In September 2024 the New Zealand Government issued updated guidance for public service agencies stating that working from home "is not an entitlement" and must be mutually agreed between employer and employee. The guidance requires that remote arrangements "must not compromise employee performance or the objectives of the agency," and directs agencies to monitor and report the number and type of agreements to the Public Service Commission, which will publish the data for transparency.

Equity considerations further complicate retention outcomes. Hybrid policies can inadvertently favor employees with suitable home office environments and high-speed internet, while disadvantaging those in small or shared living spaces. Research also shows gendered effects: hybrid work can help retain women with caregiving responsibilities, yet some women report slower advancement when working remotely more frequently than male colleagues.

To maximize the retention advantages of remote and hybrid models, a report from McKinsey recommend clear performance metrics, regular virtual check-ins, and intentional efforts to maintain organizational culture.

== Technological advancements in retention strategies ==

Artificial Intelligence (AI) tools have been used to analyze employee performance metrics to attempt to identify patterns that may indicate potential turnover.

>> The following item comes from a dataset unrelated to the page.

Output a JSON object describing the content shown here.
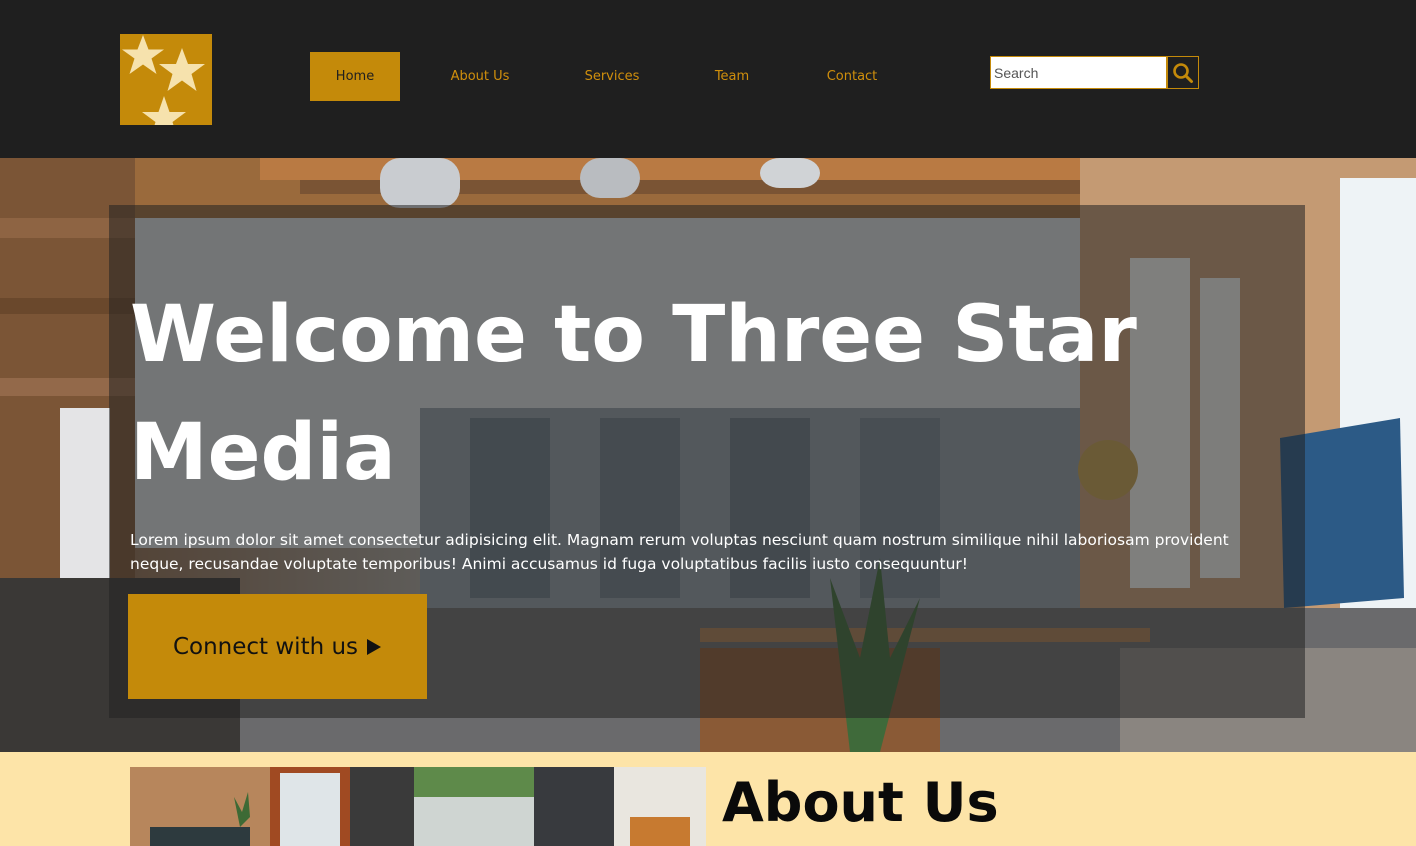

HR analytics has been used to identify the root causes of employee attrition.

==Diversity and inclusion==
Diversity, equity, and inclusion (DEI) initiatives are designed to promote equity, combat discrimination, and provide support for diverse employee needs. Research conducted by Ashikali and Groeneveld in 2015 established that the positive effect of diversity management on employee commitment is often mediated by the inclusiveness of the organizational culture and the role of transformational leadership. Supervisors who promote inclusion are required for these initiatives to be successful. Trochmann, Stewart, and Ragusa (2023) found that positive perceptions of diversity and inclusion were significantly associated with higher levels of job satisfaction and overall workplace happiness in racially diverse agencies. Brimhall, Lizano, and Barak (2014) emphasized that a positive diversity climate reduces employees' intention to leave by fostering a sense of inclusion and job satisfaction.

Ritz and Alfes (2018) showed that in multilingual public administrations, employees' attachment to their jobs increased when their supervisors actively supported diversity and fostered an inclusive environment. Choi and Rainey (2014) highlighted the importance of leadership in promoting perceived organizational fairness.